Poland's PGNiG in talks on short- to mid-term LNG contracts

WARSAW (Reuters) - Polish gas firm PGNiG expects to sign short and mid term contracts for liquefied natural gas by mid 2018 to take advantage of an expected supply glut, Vice-president Maciej Wozniak has told Reuters.

Liquefied natural gas LNG terminal is pictured in Swinoujscie, Poland June 8, 2017. Picture taken June 8, 2017. Agencja Gazeta/Cezary Aszkielowicz via REUTERS

U.S. President Donald Trump’s visit to Warsaw last month, which focused on security and energy, has boosted expectations of more U.S. LNG supplies for Poland.

Poland opened its LNG terminal at Swinoujscie on the Baltic Sea last year to reduce its reliance on Russian gas supplies.

“For a few months we have been in talks with our partners on further LNG supplies to Poland. Of course we are talking not only to American contractors,” Wozniak, PGNiG’s vice-president responsible for gas trade, said in an interview.

PGNiG’s sole LNG supply deal so far is with Qatargas, which in March agreed to double deliveries to Poland to 2 million tonnes (2.9 bcm) per year until 2034.

Swinoujscie’s annual capacity is currently 5 billion cubic metres (bcm) which is to be expanded to 7.5 bcm.

“We are also planning mid and short term contracts,” Wozniak told Reuters, referring to deals for up to two years and others for around seven years.

“We’d like to enter the second half of 2018 with a supply portfolio constructed in this way,” he said.

PGNiG has also become active in buying LNG on the spot market.

Earlier this year it received LNG cargoes from Norway and the United States.

One or two more LNG spot purchases are still possible this year, Wozniak said.

“We see more and more clearly that when it comes to LNG we are dealing with a buyer’s market.

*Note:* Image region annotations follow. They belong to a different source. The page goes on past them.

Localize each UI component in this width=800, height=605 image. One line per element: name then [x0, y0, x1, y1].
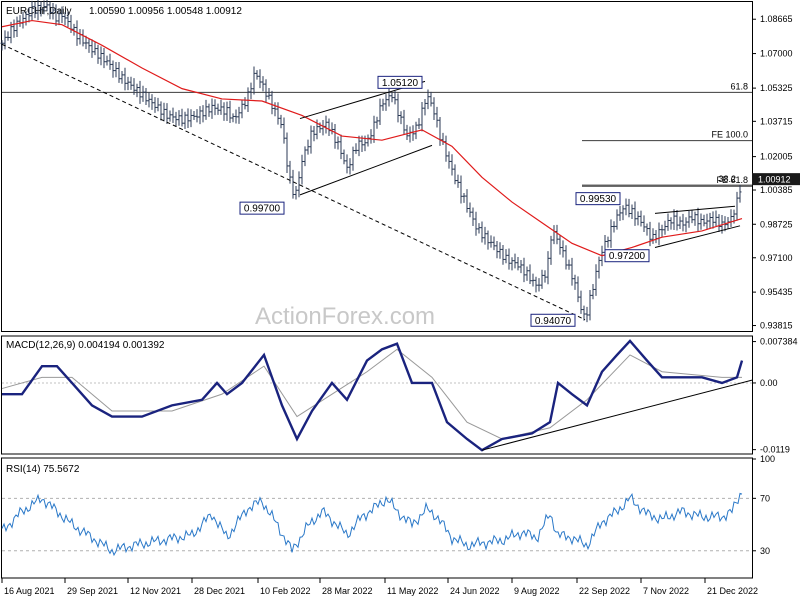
x-tick-label: 12 Nov 2021 [130, 586, 181, 596]
macd-trendline [481, 379, 753, 451]
x-tick-label: 29 Sep 2021 [67, 586, 118, 596]
moving-average-line [1, 19, 743, 257]
price-annotation: 0.97200 [604, 249, 650, 262]
fib-level-label: 61.8 [730, 81, 748, 91]
price-y-tick-label: 0.93815 [760, 321, 793, 331]
price-annotation: 0.99700 [239, 201, 285, 215]
macd-signal-line [1, 348, 742, 440]
chart-canvas: EURCHF,Daily 1.00590 1.00956 1.00548 1.0… [0, 0, 800, 596]
price-annotation: 0.94070 [530, 313, 576, 327]
price-y-tick-label: 1.00385 [760, 185, 793, 195]
rsi-series [1, 492, 752, 557]
rsi-title: RSI(14) 75.5672 [6, 464, 80, 475]
x-tick-label: 10 Feb 2022 [260, 586, 311, 596]
price-y-tick-label: 1.05325 [760, 83, 793, 93]
rsi-y-tick-label: 70 [760, 493, 770, 503]
x-tick-label: 28 Mar 2022 [322, 586, 373, 596]
annotation-label: 0.99700 [244, 204, 281, 215]
rsi-y-tick-label: 30 [760, 546, 770, 556]
price-y-tick-label: 1.08665 [760, 14, 793, 24]
price-annotations: 1.05120 0.99700 0.99530 0.97200 0.94070 1.009… [239, 75, 800, 327]
watermark: ActionForex.com [255, 303, 435, 330]
annotation-label: 0.97200 [609, 251, 646, 262]
price-dashed-trendline [1, 43, 586, 321]
rsi-y-tick-label: 100 [760, 454, 775, 464]
annotation-label: 0.94070 [535, 316, 572, 327]
x-tick-label: 21 Dec 2022 [707, 586, 758, 596]
price-y-tick-label: 0.98725 [760, 219, 793, 229]
price-series [0, 0, 743, 323]
annotation-label: 0.99530 [580, 194, 617, 205]
macd-title: MACD(12,26,9) 0.004194 0.001392 [6, 340, 165, 351]
macd-line [2, 339, 744, 452]
price-y-tick-label: 1.03715 [760, 116, 793, 126]
x-tick-label: 22 Sep 2022 [579, 586, 630, 596]
price-y-tick-label: 1.02005 [760, 152, 793, 162]
x-tick-label: 7 Nov 2022 [643, 586, 689, 596]
macd-series [1, 339, 753, 452]
price-y-tick-label: 0.97100 [760, 253, 793, 263]
fib-level-label: FE 100.0 [711, 130, 748, 140]
macd-y-tick-label: 0.00 [760, 378, 778, 388]
price-annotation: 1.05120 [377, 75, 423, 89]
price-annotation: 0.99530 [575, 192, 621, 206]
chart-ohlc: 1.00590 1.00956 1.00548 1.00912 [89, 6, 242, 17]
rsi-line [1, 492, 743, 557]
fib-level-label: 38.2 [718, 174, 736, 184]
current-price-label: 1.00912 [758, 175, 791, 185]
price-y-tick-label: 1.07000 [760, 49, 793, 59]
reference-lines: 61.8FE 100.0FE 61.838.2 [2, 81, 752, 187]
rsi-panel-frame [1, 457, 753, 579]
x-tick-label: 11 May 2022 [387, 586, 438, 596]
price-y-tick-label: 0.95435 [760, 287, 793, 297]
x-tick-label: 16 Aug 2021 [4, 586, 55, 596]
x-tick-label: 9 Aug 2022 [514, 586, 560, 596]
chart-overlays [1, 43, 741, 321]
x-tick-label: 28 Dec 2021 [194, 586, 245, 596]
macd-y-tick-label: 0.007384 [760, 337, 798, 347]
annotation-label: 1.05120 [382, 78, 419, 89]
channel-lower-line [299, 144, 433, 196]
x-tick-label: 24 Jun 2022 [450, 586, 500, 596]
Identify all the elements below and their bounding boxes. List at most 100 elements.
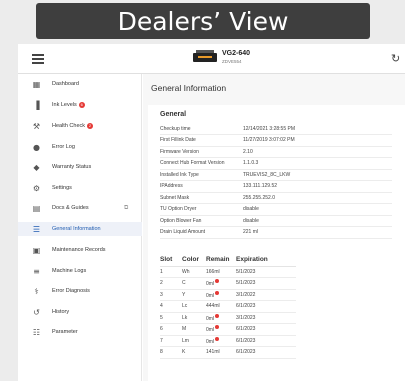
sidebar-item-error-diagnosis[interactable]: ⚕ Error Diagnosis — [18, 284, 142, 298]
info-value: 12/14/2021 3:28:55 PM — [243, 123, 392, 135]
table-row: Firmware Version 2.10 — [160, 146, 392, 158]
sidebar-item-general-information[interactable]: ☰ General Information — [18, 222, 142, 236]
sidebar-item-dashboard[interactable]: ▦ Dashboard — [18, 77, 142, 91]
table-row: Connect Hub Format Version 1.1.0.3 — [160, 157, 392, 170]
printer-model: VG2-640 — [222, 50, 251, 57]
sidebar-item-label: Maintenance Records — [52, 247, 106, 253]
sidebar-item-label: General Information — [52, 226, 101, 232]
slot-color: M — [182, 323, 206, 336]
slot-color: Y — [182, 289, 206, 301]
sidebar-item-label: Error Diagnosis — [52, 288, 90, 294]
sidebar-item-label: Dashboard — [52, 81, 79, 87]
slot-remain: 444ml — [206, 303, 220, 310]
health-check-badge: 2 — [87, 123, 94, 129]
info-value: 2.10 — [243, 146, 392, 158]
sidebar-item-label: Settings — [52, 185, 72, 191]
sidebar-item-maintenance-records[interactable]: ▣ Maintenance Records — [18, 243, 142, 257]
diagnosis-icon: ⚕ — [34, 286, 39, 296]
sidebar-item-warranty-status[interactable]: ◆ Warranty Status — [18, 160, 142, 174]
banner-title: Dealers’ View — [117, 6, 289, 36]
bar-chart-icon: ▐ — [33, 100, 40, 110]
sidebar-item-label: Docs & Guides — [52, 205, 89, 211]
sidebar-item-label: Machine Logs — [52, 268, 87, 274]
slot-color: Lk — [182, 312, 206, 324]
sidebar-item-docs-guides[interactable]: ▤ Docs & Guides ⧉ — [18, 201, 142, 215]
sidebar-item-history[interactable]: ↺ History — [18, 305, 142, 319]
sidebar-item-ink-levels[interactable]: ▐ Ink Levels 6 — [18, 98, 142, 112]
main-content: General Information General Checkup time… — [143, 74, 405, 381]
info-value: disable — [243, 203, 392, 216]
records-icon: ▣ — [32, 245, 41, 255]
info-key: Subnet Mask — [160, 192, 243, 204]
table-row: First Fillink Date 11/27/2019 3:07:02 PM — [160, 134, 392, 147]
sidebar-item-label: Error Log — [52, 144, 75, 150]
slot-color: K — [182, 346, 206, 359]
logs-icon: ≡ — [33, 266, 40, 276]
slot-number: 7 — [160, 335, 182, 347]
table-row: 7 Lm 0ml 6/1/2023 — [160, 335, 296, 347]
slot-color: Lc — [182, 300, 206, 313]
sidebar-item-label: History — [52, 309, 70, 315]
info-value: disable — [243, 215, 392, 227]
info-value: 1.1.0.3 — [243, 157, 392, 170]
sidebar-item-label: Parameter — [52, 329, 78, 335]
title-banner: Dealers’ View — [36, 3, 370, 39]
slot-expiration: 5/1/2023 — [236, 277, 296, 290]
slot-number: 8 — [160, 346, 182, 359]
sidebar-item-label: Ink Levels — [52, 102, 77, 108]
warning-dot-icon — [215, 279, 220, 284]
sidebar-item-settings[interactable]: ⚙ Settings — [18, 181, 142, 195]
info-value: 221 ml — [243, 226, 392, 239]
slot-expiration: 3/1/2023 — [236, 312, 296, 324]
sidebar-item-parameter[interactable]: ☷ Parameter — [18, 325, 142, 339]
slot-number: 6 — [160, 323, 182, 336]
info-value: 133.111.129.52 — [243, 180, 392, 193]
info-key: Firmware Version — [160, 146, 243, 158]
sidebar-item-health-check[interactable]: ⚒ Health Check 2 — [18, 119, 142, 133]
slot-number: 3 — [160, 289, 182, 301]
slot-remain: 0ml — [206, 281, 215, 288]
slot-remain: 141ml — [206, 349, 220, 356]
warning-dot-icon — [215, 313, 220, 318]
table-row: IPAddress 133.111.129.52 — [160, 180, 392, 193]
table-row: Checkup time 12/14/2021 3:28:55 PM — [160, 123, 392, 135]
info-key: IPAddress — [160, 180, 243, 193]
sidebar-item-error-log[interactable]: ● Error Log — [18, 140, 142, 154]
refresh-icon[interactable]: ↻ — [391, 52, 400, 65]
history-icon: ↺ — [33, 307, 40, 317]
info-value: 11/27/2019 3:07:02 PM — [243, 134, 392, 147]
table-row: 2 C 0ml 5/1/2023 — [160, 277, 296, 290]
slot-color: Lm — [182, 335, 206, 347]
sidebar-item-machine-logs[interactable]: ≡ Machine Logs — [18, 264, 142, 278]
info-key: Installed Ink Type — [160, 169, 243, 181]
printer-serial: ZDVE554 — [222, 59, 242, 64]
table-header-row: Slot Color Remain Expiration — [160, 253, 296, 267]
column-header: Slot — [160, 253, 182, 267]
printer-icon — [193, 50, 217, 63]
slot-expiration: 6/1/2023 — [236, 300, 296, 313]
table-row: Subnet Mask 255.255.252.0 — [160, 192, 392, 204]
page-title: General Information — [151, 83, 227, 93]
table-row: 6 M 0ml 6/1/2023 — [160, 323, 296, 336]
table-row: 5 Lk 0ml 3/1/2023 — [160, 312, 296, 324]
ink-levels-badge: 6 — [78, 102, 85, 108]
alert-icon: ● — [33, 142, 40, 152]
sidebar-item-label: Warranty Status — [52, 164, 92, 170]
list-icon: ☰ — [32, 224, 41, 234]
warning-dot-icon — [215, 290, 220, 295]
external-link-icon: ⧉ — [124, 204, 129, 211]
column-header: Color — [182, 253, 206, 267]
hamburger-icon[interactable] — [32, 54, 44, 64]
table-row: Option Blower Fan disable — [160, 215, 392, 227]
info-key: Connect Hub Format Version — [160, 157, 243, 170]
info-key: TU Option Dryer — [160, 203, 243, 216]
book-icon: ▤ — [32, 203, 41, 213]
table-row: Drain Liquid Amount 221 ml — [160, 226, 392, 239]
info-value: TRUEVIS2_8C_LKW — [243, 169, 392, 181]
section-title: General — [160, 111, 187, 118]
slot-number: 1 — [160, 266, 182, 278]
slot-remain: 0ml — [206, 327, 215, 334]
warning-dot-icon — [215, 336, 220, 341]
dashboard-icon: ▦ — [32, 79, 41, 89]
column-header: Expiration — [236, 253, 296, 267]
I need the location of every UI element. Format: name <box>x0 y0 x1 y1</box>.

According to forecasts this could last until 2020 and we want to benefit from it,” Wozniak said.


PGNiG buys most of its gas from Russia’s Gazprom through a deal locking in supply of up to 10.2 bcm annually until 2022, when it will be allowed to expire given Gazprom’s reluctance to revise terms, he said.

PGNiG wants to diversify its gas supplies to cut reliance on Russia but also to boost sales to clients in Poland and neighboring countries.

“They need more and more gas and we will round out our portfolio with the cheapest gas available. It is hard to imagine this would be Russian gas, as it is the most expensive among what is offered in Poland,” Wozniak said.

He added that the spot LNG shipment offered by Cheniere Energy to PGNiG earlier this year was “much more advantageous” than gas piped from Russia.

PGNiG expects to keep boosting gas sales this year, Wozniak said. Sales rose 14 percent in the first half of the year after reaching 24.4 bcm in 2016.

“We want to achieve a strong position in our neighboring markets,” Wozniak said.

PGNiG plans to double gas exports to Ukraine to 0.7-0.8 bcm this year.

The company is also in LNG sales talks to one of its partners in the Visegrad Group, which includes Poland, the Czech Republic, Hungary and Slovakia, Wozniak said.

Apart from more LNG, PGNiG also plans to receive 8-9 bcm of gas from Norway via a planned gas link called the Baltic Pipe, which is expected to start operations in October 2022.

By that time, PGNiG wants to increase its own gas output in Norway to 3 bcm from 0.6 bcm currently through acquisitions.

“Our analyses do not imply that we will have to reduce our dividend due to our upstream investment,” Wozniak said. PGNiG spends up to half of its annual profit on dividends.